Hello... I don't think I hear many voices calling.
Rebecca Loos has many faults, no doubt, but at the very least she was a proper bisexual, not bi-lite. She had real relationships with women, lived with at least one. Anne Heche was deeply and publically involved with Ellen DeGeneres in between boyfriends. Madonna may or may not have been involved with Sandra Bernhardt but they were "linked"... about 15 years ago.
Any more? Do let me know.

Just one look
Is it any more than an easy popularity ploy for female celebrities to imply that they find women attractive? Such celebs are exotic, interesting but still pretty safe and always always conventionally feminine. After all, women don't seem to mind it, men are presumed to enjoy it, and the queer community can claim another star on their side. And the celebrities - they sell more of whatever commodity they are trying to sell. That hint of bi shifts units.

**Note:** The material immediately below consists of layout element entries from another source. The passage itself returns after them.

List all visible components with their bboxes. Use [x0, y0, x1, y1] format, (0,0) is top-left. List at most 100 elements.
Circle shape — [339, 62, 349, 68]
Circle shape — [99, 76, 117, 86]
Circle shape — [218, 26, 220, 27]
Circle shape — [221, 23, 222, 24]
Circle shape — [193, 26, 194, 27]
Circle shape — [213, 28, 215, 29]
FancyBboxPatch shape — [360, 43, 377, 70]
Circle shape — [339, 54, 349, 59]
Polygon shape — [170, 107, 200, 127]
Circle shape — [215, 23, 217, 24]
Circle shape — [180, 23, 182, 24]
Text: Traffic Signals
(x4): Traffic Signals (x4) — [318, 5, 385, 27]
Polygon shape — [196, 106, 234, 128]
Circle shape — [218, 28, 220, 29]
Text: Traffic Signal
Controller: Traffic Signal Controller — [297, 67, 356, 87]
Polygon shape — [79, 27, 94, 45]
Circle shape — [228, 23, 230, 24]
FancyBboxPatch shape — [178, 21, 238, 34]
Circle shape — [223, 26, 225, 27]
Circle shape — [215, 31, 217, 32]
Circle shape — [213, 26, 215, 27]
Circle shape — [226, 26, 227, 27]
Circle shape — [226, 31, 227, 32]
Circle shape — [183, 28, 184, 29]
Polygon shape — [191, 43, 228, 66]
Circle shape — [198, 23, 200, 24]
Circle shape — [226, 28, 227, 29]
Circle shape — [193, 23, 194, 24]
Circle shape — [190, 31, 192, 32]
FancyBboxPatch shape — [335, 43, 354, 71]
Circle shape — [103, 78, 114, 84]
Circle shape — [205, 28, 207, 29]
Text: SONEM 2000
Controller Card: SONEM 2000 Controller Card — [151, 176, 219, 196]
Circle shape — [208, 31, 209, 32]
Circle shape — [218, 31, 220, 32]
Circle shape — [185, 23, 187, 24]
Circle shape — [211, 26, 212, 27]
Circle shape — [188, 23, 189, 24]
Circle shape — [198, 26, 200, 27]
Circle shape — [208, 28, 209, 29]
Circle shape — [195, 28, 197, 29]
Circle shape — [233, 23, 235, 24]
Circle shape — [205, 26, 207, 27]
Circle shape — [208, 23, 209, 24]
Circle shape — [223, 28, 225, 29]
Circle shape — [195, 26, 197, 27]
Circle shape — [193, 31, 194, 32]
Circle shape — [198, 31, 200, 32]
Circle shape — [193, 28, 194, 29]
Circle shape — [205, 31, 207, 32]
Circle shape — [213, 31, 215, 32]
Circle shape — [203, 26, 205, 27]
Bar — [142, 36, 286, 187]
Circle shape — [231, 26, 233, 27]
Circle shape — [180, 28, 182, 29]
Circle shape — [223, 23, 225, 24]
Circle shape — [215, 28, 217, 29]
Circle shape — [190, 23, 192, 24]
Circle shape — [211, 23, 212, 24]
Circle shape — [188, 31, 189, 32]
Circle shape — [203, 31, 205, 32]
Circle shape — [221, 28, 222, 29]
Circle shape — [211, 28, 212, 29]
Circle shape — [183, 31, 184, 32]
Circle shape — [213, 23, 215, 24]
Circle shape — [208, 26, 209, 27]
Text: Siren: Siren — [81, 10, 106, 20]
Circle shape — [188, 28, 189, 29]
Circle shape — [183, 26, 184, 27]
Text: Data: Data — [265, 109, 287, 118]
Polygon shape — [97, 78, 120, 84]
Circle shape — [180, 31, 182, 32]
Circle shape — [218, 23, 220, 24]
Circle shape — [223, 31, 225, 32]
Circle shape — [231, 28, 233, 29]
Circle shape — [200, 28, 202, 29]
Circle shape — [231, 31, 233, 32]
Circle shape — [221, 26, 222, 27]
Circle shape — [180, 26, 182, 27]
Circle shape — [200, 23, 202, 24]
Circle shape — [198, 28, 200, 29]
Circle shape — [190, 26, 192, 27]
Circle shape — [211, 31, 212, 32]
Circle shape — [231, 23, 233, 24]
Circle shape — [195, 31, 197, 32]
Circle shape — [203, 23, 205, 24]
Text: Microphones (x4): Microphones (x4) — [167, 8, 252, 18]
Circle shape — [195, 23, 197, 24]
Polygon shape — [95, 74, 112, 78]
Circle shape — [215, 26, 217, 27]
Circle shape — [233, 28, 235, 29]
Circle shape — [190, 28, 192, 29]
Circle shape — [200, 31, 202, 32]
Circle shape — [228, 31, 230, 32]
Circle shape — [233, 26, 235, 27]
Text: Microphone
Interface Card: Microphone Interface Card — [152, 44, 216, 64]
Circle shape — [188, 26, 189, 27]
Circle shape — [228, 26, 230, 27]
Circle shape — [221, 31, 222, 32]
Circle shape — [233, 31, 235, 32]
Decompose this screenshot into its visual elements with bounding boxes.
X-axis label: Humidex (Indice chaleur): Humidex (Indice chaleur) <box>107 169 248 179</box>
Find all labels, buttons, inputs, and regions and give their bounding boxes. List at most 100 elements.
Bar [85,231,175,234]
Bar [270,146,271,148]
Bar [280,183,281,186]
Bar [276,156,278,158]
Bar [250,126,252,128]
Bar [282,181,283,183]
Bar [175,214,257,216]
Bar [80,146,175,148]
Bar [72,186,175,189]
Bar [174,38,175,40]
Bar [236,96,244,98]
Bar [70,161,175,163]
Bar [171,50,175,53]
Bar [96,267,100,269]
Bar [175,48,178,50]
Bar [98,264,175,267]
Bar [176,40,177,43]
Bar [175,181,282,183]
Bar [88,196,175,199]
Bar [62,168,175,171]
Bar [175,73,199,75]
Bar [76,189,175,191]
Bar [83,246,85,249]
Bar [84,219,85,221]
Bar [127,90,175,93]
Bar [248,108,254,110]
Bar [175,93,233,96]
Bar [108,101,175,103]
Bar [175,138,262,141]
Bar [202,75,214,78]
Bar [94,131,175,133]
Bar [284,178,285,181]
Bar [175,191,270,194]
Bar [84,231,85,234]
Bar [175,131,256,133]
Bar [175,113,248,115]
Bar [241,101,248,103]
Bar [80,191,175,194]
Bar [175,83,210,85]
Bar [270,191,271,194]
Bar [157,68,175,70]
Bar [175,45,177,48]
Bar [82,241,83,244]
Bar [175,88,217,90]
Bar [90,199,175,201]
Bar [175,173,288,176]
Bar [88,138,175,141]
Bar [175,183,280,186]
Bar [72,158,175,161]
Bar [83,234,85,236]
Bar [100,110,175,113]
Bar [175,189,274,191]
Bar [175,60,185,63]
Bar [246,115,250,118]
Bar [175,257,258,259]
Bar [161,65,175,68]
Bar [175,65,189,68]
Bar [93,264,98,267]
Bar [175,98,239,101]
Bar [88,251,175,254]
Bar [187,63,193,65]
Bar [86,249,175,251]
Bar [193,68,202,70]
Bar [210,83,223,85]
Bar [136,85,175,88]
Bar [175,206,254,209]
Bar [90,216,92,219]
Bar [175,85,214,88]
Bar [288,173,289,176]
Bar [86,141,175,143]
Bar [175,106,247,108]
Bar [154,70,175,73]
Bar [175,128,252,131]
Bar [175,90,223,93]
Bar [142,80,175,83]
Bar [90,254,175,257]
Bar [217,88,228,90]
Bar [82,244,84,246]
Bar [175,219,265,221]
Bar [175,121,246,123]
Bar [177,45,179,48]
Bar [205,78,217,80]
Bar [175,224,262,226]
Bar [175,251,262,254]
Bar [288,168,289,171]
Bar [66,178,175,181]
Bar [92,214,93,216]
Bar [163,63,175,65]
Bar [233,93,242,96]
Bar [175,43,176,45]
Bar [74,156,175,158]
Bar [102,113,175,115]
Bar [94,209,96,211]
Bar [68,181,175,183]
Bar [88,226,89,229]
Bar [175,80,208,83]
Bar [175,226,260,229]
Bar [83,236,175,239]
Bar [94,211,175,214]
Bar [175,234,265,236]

When this celebrity-bi stuff first appeared, I was pleased. I thought that the more publicity about bisexuality there was, the better. That simply discussing the issue, getting it out in the open, increasing visibility - as we used to say - was an end in itself and would benefit all of us.
Now, I'm more than a little peeved. This kind of "straight-bi" confession is what many people think bisexuality IS. And for some, their bisexuality is like that. But when there is only one view of bisexuality that ever appears in the press, it just seems to me like oppression under another guise. That how my sexuality - for instance - is and has been is as hidden as ever. It certainly doesn't help bi women who want to be taken seriously by lesbians.
And let's not even get started about bisexual men. Bi celebrity boys? In your dreams. Anyway, that's a whole other rant!